Anytime white-hat hackers (those dedicated to finding vulnerabilities before the bad guys do) can appear on national TV and be framed in a positive light, never mind be praised by the host – Valasek even looks and dresses like Daly – it will go a long way toward improving a public perception of security researchers that remains in serious need of nursing.

"I think people fear the unknown," Trey Ford, general manager of Black Hat, the hacking conference that will precede DefCon this week, told me recently. "There's this spooky factor. There's a certain taint these guys are smeared with. You're fighting a moniker and a fear of the unknown." 

So it's no surprise the public has sat idly by over the last two years as federal prosecutors prepared overzealous hacking cases under the comically outdated Computer Fraud and Abuse Act (CFAA) against researchers like (now-deceased) Aaron Swartz and (now-jailed) Andrew "Weev" Auernheimer.

And it's also no surprise that some readers' comments on the death last week of Barnaby Jack, 35, who was set to deliver a talk on hacking pacemakers at Black Hat, were laced with a mixture of confusion, ignorance and hate.

Jack is no different than Valasek or Miller. He could have just as easily been on the 'Today' show set. Anyone speaking at Black Hat or DefCon could have too. Cars just happen to be cool.

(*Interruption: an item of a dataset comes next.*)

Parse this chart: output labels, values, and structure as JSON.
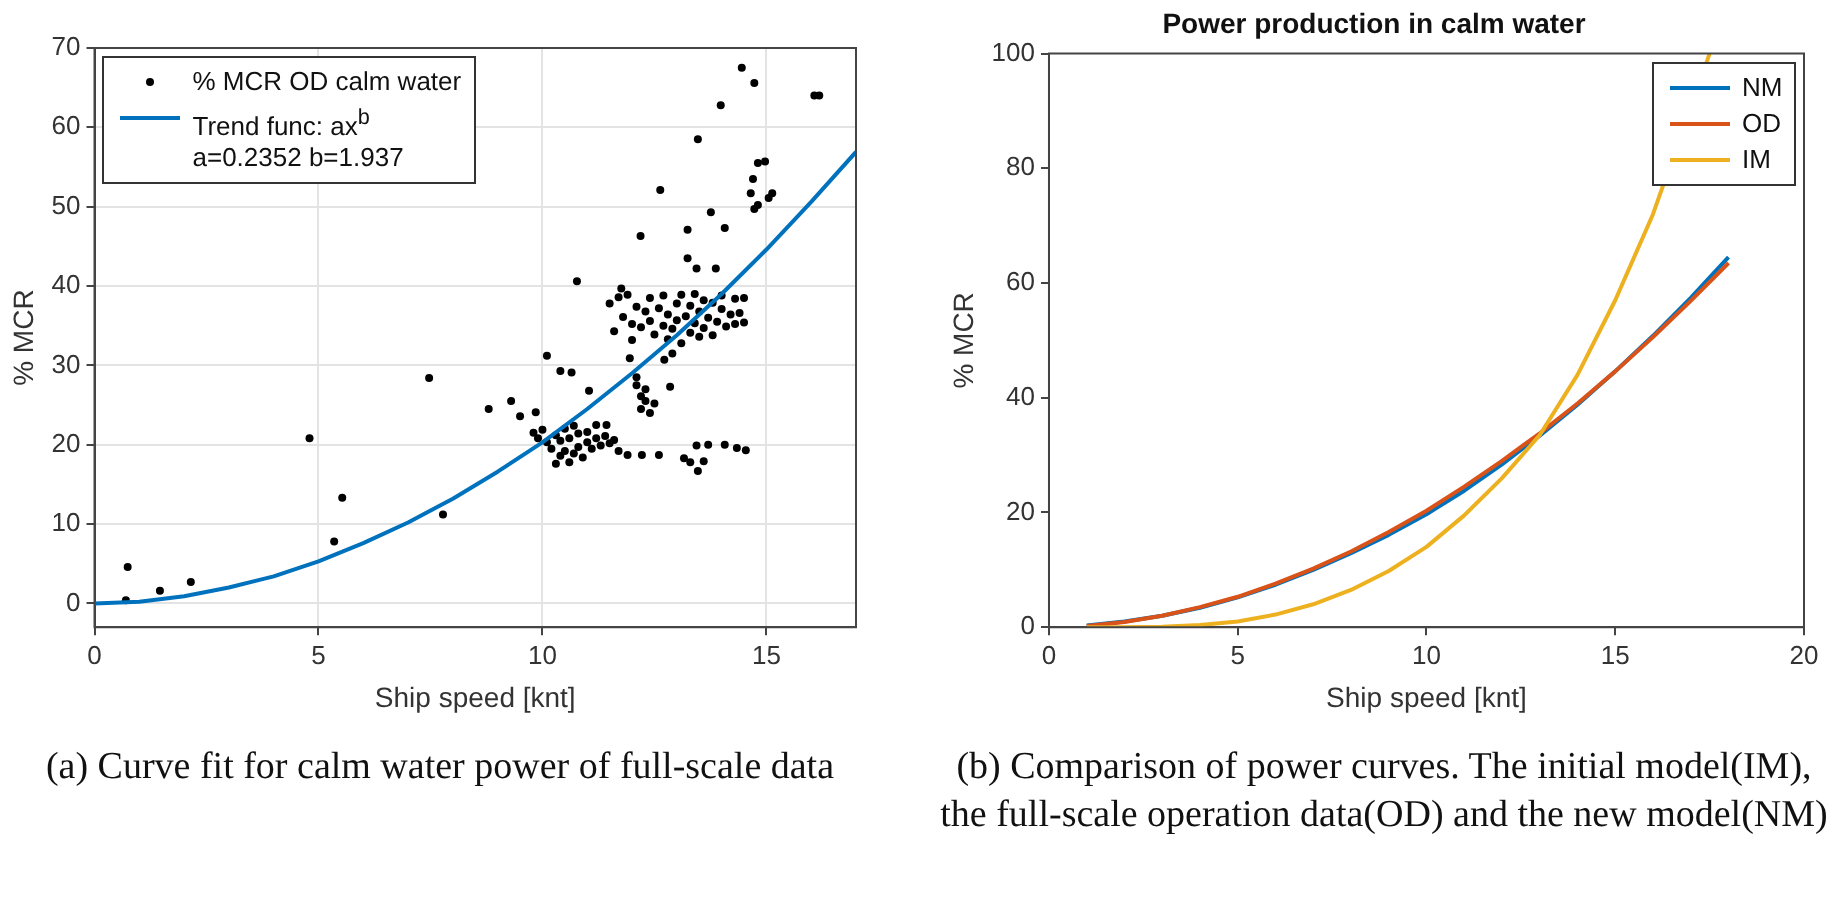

But know this, people of the world: Security researchers usually have full-time jobs where they get paid to tinker with software, hardware and services. They may proudly consider themselves hackers. They may tend to have big egos and get flashy about their discoveries. And they may occasionally demand to be paid big bucks for finding bugs.

But the end result of their work is almost always consumer advocacy, aka your best interests.

Be happy they're around. Be happy they're motivated much more by good than by greed. Be happy they often catch stuff before the bad guys do. They are your personal watchdogs.

And while, as Errata Security's Robert Graham argues, it may never be possible to transform the term "hacker" into a meaning that is positively embraced by the public, there is no denying that a hang with Carson Daly helps.